In the example above, the fitted N, will always exactly be the number of events in the dataset, so I don’t consider that to be very useful.
The more useful cases are when you have >1 components, or if you wish to count the number of events in a sub range of the observable.
The latter can be accomplished by introducing a named range in your observable, e.g.
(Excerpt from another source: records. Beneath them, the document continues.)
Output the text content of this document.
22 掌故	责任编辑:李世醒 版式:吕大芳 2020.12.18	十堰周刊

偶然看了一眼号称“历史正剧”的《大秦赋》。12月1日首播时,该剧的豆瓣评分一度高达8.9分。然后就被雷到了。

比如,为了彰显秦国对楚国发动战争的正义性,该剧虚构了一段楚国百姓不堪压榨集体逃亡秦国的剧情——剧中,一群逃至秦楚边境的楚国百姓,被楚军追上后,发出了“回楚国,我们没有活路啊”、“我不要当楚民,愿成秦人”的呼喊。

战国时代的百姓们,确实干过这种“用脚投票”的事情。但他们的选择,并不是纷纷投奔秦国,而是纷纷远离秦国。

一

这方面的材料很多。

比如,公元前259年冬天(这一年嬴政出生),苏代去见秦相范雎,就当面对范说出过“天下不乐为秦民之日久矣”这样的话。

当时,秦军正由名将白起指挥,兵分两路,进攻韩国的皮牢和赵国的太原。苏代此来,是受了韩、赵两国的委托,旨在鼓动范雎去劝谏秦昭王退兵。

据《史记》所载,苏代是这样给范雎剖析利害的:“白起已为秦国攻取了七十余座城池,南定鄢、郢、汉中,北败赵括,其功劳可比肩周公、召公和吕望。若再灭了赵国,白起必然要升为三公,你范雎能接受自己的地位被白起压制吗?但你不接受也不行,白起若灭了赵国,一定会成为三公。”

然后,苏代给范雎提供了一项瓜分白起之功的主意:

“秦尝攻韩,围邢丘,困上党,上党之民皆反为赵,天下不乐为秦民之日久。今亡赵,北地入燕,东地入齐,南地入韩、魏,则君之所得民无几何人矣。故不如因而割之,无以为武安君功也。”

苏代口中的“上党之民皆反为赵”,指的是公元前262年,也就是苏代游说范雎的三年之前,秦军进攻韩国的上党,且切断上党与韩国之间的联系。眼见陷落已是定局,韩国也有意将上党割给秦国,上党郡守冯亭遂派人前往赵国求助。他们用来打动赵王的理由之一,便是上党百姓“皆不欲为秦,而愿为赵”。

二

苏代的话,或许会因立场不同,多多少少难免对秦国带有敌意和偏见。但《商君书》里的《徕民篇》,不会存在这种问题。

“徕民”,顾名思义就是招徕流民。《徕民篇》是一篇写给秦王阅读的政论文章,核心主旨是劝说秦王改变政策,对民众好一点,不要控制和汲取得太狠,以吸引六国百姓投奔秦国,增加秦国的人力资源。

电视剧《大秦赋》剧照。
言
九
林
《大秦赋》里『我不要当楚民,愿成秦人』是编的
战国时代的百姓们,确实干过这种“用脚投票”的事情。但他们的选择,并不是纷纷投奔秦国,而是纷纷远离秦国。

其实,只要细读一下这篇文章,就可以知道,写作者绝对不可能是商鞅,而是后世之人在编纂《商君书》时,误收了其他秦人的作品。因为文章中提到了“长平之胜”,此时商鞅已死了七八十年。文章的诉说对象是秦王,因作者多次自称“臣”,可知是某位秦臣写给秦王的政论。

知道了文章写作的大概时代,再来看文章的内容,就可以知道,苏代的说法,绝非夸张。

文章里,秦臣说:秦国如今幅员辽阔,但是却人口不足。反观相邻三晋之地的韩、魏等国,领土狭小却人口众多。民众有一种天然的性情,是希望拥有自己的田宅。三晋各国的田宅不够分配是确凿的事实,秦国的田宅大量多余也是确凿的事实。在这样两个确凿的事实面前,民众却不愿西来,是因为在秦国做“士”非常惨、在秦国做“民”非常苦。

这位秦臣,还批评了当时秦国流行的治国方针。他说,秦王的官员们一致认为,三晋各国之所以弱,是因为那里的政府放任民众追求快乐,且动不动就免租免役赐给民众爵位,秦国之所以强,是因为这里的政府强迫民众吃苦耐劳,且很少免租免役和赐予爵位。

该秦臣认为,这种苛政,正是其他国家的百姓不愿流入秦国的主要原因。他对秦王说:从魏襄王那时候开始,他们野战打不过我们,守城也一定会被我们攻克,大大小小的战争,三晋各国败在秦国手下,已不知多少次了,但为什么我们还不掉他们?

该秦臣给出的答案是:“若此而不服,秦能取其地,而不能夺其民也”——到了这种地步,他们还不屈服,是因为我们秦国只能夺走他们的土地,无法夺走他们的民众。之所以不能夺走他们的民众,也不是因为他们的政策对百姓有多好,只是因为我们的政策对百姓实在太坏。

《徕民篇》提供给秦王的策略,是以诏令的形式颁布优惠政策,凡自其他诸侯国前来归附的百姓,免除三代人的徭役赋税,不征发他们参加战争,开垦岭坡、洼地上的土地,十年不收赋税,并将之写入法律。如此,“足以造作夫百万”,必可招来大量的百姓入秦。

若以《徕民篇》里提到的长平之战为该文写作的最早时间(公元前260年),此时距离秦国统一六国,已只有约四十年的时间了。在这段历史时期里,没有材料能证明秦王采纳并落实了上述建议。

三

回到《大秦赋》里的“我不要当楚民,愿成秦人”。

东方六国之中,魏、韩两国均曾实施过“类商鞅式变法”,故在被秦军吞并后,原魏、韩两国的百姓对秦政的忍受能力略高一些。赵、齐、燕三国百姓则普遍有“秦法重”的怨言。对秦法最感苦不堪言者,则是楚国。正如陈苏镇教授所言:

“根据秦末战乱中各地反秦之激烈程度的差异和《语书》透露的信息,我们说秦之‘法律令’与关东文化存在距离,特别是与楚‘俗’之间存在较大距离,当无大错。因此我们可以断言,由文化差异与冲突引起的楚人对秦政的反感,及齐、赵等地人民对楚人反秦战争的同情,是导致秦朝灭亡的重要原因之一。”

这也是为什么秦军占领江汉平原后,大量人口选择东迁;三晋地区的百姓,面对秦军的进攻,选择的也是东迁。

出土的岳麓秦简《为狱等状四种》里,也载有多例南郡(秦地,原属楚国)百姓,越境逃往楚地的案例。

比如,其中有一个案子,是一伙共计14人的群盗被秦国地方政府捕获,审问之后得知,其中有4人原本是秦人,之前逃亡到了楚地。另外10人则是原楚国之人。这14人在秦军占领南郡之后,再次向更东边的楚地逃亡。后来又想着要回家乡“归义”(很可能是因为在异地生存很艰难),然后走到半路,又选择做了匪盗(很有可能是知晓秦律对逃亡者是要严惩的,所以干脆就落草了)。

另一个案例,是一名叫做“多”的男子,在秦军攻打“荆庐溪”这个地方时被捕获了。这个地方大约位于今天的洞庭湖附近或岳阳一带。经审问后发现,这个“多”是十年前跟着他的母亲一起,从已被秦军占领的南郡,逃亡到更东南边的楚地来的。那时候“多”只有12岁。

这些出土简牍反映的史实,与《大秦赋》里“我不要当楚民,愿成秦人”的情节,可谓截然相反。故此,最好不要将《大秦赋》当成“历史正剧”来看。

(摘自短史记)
x.setRange(“sigRange”,-10,10) ;

and the modifying the RooExtendPdf ctor as follows

RooExtendPdf pdfe("pdfe","pdfe",pdf,N,"sigRange") ;

now N will no longer count the number of total events in the dataset, but the number of events that are in sigRange according to the model
(which is not necessarily exactly the number of data events in that range),i.e. it is N*fSig where fSig is the fraction of the pdf in the given range.

Wouter

Hi,

this was an example, of course, and in the example I just want to reproduce exactly that number. In the real application, it will fit some data histograms, and then the fit will give me an estimation of the yield.

Usually, the study one does with resonances consists in estimating the background with some technique, and then subtracting it from the signal. Then, in the “ideal” case one should have left the breit-wigner only. In case a residual background is still there, one fits it with a N-order polynomial, but this case is not so frequent in my approaches, fortunately.

Thanks for the clarifications.

One question: apparently, when I do like you suggest, I find that the error on this additional parameter is just its root square. Is this correct?

Hi,

On your last question: the extended ML term adds a log(Poisson(N,Ndata)) to the likelihood to be minimized. The error that minuit will estimate from thi s term will be consistent with the uncertainty of the Poisson model, which approximates will to sqrt(N) at large N.